The processes that influence community assembly, such as competition for resources and environmental filtering, are often scale-dependent and vary across ecotones. Trait-based ecology provides a useful framework for testing which ecological processes most strongly influence local community composition, especially across environmental gradients where species diversity varies. Where environmental filtering dominates, species distributions are expected to be defined by strong turnover along environmental gradients, with more similar species occupying more similar habitats. Where interspecific competition dominates, species are expected to diverge in relative abundance and resource utilization at sites, so species can co-occur. Here, we integrate measurements of functional traits, microhabitat usage, isotopic composition (δ15N and δ13C), and abundance to test the importance of environmental filtering and resource/habitat partitioning in shaping a montane ground beetle species assemblage (Carabidae: Nebriini: Nebria) in the isolated, volcanic peaks of the northern Cascades Range, U.S.A. Across species of Nebria, body size, pronotal shape, temperature preference, and isotopic enrichment varied across habitats [gravel, rocks 10 cm – 50 cm in diameter), large rocks (>50 cm in diameter), vegetation-covered rocks, and alpine (snowfields and talus)], and habitat/microhabitat features were reliable predictors of species presence.
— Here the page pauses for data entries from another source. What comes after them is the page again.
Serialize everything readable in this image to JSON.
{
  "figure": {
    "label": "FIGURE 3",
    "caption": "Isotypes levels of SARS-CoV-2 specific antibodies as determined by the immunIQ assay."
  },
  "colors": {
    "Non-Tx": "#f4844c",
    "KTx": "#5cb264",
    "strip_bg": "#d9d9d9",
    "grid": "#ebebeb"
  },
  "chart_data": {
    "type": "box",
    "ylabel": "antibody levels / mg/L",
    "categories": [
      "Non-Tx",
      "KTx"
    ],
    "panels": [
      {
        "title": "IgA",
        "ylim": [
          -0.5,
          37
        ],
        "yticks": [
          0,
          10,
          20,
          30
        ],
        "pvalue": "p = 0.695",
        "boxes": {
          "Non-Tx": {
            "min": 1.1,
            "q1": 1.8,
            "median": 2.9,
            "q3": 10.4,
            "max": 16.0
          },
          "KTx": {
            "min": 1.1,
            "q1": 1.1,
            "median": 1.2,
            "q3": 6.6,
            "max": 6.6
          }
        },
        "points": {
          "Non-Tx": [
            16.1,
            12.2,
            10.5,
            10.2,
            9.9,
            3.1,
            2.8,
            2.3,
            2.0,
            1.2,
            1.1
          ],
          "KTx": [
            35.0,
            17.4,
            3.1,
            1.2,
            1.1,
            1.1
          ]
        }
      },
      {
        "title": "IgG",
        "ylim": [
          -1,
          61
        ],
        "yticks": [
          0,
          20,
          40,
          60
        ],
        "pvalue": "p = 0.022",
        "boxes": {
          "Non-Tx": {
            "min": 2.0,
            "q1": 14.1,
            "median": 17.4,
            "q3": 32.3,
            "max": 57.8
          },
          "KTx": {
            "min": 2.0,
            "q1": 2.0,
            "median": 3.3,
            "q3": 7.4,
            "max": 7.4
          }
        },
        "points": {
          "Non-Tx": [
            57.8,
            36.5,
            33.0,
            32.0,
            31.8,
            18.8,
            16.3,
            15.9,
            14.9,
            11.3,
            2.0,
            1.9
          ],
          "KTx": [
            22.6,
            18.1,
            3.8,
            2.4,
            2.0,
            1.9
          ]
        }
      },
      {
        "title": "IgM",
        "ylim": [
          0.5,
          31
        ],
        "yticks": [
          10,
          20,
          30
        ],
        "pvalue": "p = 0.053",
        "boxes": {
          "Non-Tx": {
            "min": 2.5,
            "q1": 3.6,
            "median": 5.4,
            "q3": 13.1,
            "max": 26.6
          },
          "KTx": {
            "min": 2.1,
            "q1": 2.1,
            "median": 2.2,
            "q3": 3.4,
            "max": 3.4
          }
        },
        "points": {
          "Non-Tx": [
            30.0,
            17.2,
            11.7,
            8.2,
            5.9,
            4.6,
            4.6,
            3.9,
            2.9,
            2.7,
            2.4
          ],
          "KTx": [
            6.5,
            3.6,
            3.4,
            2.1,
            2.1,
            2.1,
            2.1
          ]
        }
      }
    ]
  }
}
Resource consumption among mid-elevation species on Mt. Rainier – the peak with the greatest species diversity – is highly overlapping. Species turnover and nestedness varied significantly across habitat gradients and peaks throughout this region and varied nearly significantly across sites. Across habitat types and sites, more similar species are more likely to coexist. These results suggest that environmental filtering is the primary process structuring this species assemblage, although we find detailed evidence for microhabitat niche partitioning among species of Nebria at the site-scale.